Current implementation checks a constant (i.e. 1) and intersects the range for LHS [11, UINT_MAX] with [UINT_MIN, 1], which produces empty range set (aka infeasible).

This is why I'm saying that intersection is a bad choice, it's even plain wrong.
Before this patch we ignored constraints for a and considered it to be [UINT_MIN, UINT_MAX]. In that setting, intersection does indeed work (which doesn't make it correct).

Yes, it is a regression. I'm changing this implementation in the child revisions.

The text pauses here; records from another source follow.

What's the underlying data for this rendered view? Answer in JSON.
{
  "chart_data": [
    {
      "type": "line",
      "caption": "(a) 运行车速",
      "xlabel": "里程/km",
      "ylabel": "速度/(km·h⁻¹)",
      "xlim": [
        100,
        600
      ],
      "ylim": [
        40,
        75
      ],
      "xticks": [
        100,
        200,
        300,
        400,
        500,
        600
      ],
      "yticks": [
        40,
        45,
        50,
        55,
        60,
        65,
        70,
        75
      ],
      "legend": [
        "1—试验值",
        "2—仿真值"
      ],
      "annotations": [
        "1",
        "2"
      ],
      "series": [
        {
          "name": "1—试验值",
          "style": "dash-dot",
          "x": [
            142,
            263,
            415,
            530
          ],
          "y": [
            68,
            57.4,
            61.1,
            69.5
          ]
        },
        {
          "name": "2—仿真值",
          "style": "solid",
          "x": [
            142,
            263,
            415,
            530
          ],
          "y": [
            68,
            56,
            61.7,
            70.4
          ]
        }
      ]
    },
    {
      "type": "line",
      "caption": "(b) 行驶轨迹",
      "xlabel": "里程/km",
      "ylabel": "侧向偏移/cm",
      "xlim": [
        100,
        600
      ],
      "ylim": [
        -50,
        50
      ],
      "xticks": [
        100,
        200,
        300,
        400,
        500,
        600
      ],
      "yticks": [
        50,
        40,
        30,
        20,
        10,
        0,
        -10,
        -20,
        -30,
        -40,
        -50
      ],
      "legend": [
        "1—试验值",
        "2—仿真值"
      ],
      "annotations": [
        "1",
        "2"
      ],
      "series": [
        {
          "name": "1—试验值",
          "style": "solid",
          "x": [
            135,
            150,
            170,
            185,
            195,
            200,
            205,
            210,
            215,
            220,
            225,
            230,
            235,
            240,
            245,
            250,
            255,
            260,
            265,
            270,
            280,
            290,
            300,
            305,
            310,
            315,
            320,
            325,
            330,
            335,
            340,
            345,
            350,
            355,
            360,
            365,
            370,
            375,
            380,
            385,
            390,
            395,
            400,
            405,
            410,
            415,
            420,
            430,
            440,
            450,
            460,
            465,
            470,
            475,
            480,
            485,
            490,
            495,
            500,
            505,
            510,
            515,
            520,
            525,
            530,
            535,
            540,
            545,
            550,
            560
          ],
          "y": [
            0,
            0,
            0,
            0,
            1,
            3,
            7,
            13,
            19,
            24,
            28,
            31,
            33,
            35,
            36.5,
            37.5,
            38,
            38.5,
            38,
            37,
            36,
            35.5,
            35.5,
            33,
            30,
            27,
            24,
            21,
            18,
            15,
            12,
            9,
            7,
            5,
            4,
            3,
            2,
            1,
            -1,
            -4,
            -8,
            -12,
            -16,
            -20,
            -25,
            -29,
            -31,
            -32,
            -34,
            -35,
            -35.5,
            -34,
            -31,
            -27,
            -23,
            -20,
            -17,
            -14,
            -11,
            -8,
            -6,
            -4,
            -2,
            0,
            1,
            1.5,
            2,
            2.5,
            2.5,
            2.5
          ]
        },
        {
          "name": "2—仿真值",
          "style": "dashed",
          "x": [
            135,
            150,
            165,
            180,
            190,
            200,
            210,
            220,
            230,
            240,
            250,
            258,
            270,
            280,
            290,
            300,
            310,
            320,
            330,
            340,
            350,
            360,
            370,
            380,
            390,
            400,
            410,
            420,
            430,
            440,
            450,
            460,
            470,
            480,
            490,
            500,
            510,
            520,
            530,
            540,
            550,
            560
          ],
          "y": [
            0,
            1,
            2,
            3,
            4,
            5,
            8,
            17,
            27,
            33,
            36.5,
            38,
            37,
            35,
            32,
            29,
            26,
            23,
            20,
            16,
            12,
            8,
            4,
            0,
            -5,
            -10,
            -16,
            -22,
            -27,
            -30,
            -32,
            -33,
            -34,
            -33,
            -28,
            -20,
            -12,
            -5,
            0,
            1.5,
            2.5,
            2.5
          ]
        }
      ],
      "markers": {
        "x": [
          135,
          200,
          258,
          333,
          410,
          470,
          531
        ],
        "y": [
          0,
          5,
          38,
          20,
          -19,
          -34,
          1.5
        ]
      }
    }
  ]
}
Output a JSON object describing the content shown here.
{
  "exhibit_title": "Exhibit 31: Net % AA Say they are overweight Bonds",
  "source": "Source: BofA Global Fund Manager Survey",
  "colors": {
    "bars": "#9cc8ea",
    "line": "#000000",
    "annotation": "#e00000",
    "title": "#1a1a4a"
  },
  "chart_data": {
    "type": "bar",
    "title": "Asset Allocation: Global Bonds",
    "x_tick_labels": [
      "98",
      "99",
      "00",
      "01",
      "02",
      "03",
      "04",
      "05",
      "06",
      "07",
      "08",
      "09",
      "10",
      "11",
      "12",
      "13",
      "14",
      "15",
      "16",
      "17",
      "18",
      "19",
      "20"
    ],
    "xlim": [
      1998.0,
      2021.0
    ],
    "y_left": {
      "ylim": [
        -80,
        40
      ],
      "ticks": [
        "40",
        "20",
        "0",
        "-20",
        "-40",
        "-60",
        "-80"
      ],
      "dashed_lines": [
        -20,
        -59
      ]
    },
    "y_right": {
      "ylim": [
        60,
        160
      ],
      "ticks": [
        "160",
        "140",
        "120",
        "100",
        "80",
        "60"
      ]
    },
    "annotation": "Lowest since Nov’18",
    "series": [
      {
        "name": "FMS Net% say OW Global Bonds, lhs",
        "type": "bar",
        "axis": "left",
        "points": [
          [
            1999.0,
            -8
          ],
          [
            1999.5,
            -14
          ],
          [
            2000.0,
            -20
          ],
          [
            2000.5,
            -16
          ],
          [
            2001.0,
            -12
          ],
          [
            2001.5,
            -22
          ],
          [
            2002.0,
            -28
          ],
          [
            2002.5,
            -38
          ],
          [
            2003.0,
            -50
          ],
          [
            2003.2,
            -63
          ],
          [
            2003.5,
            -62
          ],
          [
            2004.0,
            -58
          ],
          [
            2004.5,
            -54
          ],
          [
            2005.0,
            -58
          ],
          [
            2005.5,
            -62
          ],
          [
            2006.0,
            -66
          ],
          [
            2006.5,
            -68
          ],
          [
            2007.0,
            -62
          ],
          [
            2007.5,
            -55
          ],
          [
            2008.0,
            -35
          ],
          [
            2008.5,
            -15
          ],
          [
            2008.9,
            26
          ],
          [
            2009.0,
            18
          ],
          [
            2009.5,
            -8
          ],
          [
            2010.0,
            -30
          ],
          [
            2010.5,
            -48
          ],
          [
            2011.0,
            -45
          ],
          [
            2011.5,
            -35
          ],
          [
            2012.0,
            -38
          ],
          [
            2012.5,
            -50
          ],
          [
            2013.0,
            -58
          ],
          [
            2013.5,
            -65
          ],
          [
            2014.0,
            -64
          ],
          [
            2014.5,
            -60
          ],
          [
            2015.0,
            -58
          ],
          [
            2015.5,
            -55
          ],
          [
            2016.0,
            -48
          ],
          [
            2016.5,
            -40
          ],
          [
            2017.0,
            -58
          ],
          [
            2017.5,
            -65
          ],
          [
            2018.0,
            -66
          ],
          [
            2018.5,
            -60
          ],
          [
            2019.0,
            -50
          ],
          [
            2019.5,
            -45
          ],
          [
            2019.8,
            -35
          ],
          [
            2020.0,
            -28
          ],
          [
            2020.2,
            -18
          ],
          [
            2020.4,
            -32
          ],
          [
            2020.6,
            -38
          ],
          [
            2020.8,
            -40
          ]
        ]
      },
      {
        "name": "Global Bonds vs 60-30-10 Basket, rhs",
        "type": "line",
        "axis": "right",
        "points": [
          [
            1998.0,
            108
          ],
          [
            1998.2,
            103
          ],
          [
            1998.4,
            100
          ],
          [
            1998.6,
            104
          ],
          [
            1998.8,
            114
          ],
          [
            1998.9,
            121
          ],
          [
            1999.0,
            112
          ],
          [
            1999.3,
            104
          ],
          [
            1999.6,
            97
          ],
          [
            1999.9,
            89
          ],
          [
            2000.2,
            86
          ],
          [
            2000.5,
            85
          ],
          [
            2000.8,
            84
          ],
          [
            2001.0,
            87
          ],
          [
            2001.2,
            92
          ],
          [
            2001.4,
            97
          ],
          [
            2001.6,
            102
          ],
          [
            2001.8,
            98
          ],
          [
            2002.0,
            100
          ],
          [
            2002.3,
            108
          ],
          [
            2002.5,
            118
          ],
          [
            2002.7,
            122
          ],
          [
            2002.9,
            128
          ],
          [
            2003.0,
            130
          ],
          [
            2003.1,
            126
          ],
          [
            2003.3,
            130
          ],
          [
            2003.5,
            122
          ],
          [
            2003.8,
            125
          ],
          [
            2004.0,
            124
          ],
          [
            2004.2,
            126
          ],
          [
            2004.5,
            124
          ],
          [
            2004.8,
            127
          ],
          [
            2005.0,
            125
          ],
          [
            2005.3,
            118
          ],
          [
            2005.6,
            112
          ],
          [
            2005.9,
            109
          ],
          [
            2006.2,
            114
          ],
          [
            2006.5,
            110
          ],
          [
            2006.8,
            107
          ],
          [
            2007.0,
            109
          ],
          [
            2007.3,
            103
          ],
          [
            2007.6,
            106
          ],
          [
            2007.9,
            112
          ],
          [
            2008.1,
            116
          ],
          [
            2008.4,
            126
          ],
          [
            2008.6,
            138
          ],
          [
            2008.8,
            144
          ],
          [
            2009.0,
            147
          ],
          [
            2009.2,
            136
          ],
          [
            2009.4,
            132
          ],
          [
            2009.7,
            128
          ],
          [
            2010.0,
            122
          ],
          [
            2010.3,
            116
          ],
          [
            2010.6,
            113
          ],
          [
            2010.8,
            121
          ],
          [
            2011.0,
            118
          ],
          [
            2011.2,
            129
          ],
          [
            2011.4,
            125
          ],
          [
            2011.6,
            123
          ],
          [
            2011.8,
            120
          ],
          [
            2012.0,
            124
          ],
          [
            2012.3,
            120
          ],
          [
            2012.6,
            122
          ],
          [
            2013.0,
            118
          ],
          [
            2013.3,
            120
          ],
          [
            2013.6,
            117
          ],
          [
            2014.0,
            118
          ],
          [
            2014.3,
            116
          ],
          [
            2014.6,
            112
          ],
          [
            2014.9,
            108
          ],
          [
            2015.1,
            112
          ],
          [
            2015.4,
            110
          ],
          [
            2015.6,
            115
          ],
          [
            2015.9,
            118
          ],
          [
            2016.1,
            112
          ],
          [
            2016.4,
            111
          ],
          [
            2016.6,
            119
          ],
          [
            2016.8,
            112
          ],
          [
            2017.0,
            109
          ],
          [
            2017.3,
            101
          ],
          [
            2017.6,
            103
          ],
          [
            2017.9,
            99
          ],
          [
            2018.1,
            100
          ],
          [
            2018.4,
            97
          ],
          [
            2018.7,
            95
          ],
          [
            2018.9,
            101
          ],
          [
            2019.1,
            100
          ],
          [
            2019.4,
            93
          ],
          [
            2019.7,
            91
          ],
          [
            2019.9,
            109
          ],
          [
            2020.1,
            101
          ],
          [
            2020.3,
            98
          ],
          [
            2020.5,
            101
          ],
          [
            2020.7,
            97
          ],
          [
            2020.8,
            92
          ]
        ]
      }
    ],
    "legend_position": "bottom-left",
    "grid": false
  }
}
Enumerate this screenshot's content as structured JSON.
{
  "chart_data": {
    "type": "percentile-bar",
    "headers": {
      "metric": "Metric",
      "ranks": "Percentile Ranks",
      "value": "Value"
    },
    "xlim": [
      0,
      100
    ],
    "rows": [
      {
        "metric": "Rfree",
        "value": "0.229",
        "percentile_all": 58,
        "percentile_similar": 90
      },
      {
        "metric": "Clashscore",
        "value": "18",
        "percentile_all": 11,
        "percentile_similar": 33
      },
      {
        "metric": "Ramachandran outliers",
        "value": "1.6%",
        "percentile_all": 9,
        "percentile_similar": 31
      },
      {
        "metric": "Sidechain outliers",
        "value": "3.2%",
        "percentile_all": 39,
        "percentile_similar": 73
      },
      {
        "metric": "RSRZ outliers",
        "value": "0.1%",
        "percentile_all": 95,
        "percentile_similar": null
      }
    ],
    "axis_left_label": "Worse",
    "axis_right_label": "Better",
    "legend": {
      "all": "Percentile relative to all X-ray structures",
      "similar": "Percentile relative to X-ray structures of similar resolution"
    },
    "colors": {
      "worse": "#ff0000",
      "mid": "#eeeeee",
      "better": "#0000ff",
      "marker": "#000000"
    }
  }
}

NoQ accepted this revision.May 9 2020, 7:11 PM
NoQ added inline comments.
clang/test/Analysis/constant-folding.c
127–128

Yes, it is a regression. I'm changing this implementation in the child revisions.

Oh, right, got it :D

Ok, let's land 'em together then!

This revision is now accepted and ready to land.May 9 2020, 7:11 PM

Fix a problem with doubles sneaking into integer symbolic expressions

This revision was automatically updated to reflect the committed changes.